Bundesentwicklungsminister Müller befürchtet, dass weltweit an den Folgen der Kontaktbeschränkungen wegen der Corona-Pandemie weit mehr Menschen sterben werden als am Virus selbst.

Deutschlandfunk-Nachrichten

Bundesentwicklungsminister Müller (picture alliance / dpa / Axel Heimken)

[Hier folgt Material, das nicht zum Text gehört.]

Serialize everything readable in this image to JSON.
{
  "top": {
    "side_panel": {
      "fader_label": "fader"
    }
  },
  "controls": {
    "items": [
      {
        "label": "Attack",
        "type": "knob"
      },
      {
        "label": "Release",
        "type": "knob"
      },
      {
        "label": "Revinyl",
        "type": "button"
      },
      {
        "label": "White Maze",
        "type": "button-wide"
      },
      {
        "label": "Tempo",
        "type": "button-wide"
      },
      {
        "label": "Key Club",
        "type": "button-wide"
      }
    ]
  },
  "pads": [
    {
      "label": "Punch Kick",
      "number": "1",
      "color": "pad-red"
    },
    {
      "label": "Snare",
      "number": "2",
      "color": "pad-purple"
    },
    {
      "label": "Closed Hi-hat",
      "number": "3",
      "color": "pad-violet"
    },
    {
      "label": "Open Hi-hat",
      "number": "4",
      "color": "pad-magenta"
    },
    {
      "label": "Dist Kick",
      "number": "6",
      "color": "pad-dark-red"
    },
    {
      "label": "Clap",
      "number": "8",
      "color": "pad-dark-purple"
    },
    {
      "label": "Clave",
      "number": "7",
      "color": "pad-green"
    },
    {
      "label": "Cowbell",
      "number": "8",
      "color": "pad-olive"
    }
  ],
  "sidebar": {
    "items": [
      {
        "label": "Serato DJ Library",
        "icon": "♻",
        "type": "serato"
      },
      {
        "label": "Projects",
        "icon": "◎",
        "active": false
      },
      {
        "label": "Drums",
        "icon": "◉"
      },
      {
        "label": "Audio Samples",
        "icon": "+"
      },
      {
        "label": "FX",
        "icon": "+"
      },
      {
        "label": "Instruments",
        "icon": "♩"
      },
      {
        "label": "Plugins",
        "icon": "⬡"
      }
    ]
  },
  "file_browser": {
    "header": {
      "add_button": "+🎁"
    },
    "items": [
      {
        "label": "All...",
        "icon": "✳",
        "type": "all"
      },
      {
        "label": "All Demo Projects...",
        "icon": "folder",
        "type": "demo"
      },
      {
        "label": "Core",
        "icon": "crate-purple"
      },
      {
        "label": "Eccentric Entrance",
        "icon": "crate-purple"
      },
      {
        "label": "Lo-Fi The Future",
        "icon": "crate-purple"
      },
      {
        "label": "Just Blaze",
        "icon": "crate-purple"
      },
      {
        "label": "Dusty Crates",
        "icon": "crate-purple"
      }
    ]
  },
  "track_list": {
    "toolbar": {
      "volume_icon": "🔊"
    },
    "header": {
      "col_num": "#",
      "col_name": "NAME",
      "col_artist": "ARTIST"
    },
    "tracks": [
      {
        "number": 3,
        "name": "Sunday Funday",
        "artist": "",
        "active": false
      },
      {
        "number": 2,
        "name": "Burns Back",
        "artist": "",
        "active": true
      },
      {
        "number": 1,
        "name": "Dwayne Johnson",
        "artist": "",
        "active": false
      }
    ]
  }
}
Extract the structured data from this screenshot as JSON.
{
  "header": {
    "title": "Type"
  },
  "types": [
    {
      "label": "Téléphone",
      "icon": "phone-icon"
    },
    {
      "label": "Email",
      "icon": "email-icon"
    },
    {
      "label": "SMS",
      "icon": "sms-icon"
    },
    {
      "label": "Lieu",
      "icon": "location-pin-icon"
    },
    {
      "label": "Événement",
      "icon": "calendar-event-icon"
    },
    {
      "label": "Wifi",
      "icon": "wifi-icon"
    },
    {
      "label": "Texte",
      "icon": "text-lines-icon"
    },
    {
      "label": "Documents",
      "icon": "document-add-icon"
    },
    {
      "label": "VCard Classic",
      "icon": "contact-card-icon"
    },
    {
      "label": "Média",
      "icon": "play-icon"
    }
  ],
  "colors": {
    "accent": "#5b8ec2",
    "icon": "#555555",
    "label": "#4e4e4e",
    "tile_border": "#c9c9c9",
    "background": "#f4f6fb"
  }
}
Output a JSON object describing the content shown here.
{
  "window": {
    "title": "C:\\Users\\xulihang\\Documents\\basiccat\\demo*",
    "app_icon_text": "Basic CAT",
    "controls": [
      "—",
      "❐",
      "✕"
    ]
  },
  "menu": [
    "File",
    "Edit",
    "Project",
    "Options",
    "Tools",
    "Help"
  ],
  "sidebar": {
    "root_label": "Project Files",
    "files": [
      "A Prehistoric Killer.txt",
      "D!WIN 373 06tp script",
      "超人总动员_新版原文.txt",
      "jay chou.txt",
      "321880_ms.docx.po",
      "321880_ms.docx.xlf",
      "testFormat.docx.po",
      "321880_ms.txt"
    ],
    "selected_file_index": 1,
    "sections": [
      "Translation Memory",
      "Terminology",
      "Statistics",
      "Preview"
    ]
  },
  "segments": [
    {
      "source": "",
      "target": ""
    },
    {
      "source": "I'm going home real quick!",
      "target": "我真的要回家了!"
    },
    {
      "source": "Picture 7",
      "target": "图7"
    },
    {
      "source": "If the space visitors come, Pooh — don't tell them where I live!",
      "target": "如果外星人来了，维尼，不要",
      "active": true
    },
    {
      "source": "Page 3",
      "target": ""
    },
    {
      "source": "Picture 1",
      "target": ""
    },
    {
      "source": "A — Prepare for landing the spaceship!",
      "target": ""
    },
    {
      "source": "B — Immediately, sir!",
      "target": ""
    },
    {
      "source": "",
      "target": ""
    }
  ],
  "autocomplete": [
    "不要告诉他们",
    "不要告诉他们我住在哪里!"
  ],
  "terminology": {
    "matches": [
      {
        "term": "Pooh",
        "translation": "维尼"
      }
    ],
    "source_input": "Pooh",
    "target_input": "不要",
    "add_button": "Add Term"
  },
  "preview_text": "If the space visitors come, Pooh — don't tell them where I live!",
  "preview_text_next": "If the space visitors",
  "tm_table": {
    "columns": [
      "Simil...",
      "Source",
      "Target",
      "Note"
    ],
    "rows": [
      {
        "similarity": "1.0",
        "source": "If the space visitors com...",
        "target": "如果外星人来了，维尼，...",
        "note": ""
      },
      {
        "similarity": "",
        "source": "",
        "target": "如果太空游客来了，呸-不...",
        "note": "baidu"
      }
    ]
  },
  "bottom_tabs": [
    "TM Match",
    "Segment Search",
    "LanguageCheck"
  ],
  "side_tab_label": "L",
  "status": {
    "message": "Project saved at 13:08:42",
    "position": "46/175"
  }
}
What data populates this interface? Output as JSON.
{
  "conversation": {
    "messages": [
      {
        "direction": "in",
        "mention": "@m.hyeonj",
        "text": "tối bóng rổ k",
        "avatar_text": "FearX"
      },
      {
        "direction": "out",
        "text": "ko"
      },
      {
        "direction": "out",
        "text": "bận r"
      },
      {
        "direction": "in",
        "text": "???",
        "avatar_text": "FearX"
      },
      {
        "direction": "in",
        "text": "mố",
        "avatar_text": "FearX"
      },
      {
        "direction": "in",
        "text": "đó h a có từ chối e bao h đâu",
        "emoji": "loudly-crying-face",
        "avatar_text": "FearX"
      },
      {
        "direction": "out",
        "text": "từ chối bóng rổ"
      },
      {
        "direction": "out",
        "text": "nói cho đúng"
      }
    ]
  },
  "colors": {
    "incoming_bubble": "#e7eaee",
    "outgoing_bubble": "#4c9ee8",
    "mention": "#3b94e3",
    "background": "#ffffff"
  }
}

Der CSU-Politiker sagte dem „Handelsblatt“, allein auf dem afrikanischen Kontinent rechne man dieses Jahr mit zusätzlich 400.000 Malaria-Toten und HIV-Opfern. Dazu käme eine halbe Million Menschen mehr, die an Tuberkulose stürben. Die Pandemie habe zudem eine der größten Armuts- und Hungerkrisen ausgelöst. Als Grund nannte Müller auch die Fokussierung der Industrieländer auf die Coronabekämpfung im eigenen Land.

Als Gegenmaßnahme schlug er ein 50-Milliarden-Stabilisierungsprogramm aus europäischen Krediten und Soforthilfen vor. Außerdem werde an einem neuen EU-Afrika-Abkommen mit den Schwerpunkten Migration, Klima, Energie, Sicherheit und wirtschaftliche Zusammenarbeit gearbeitet.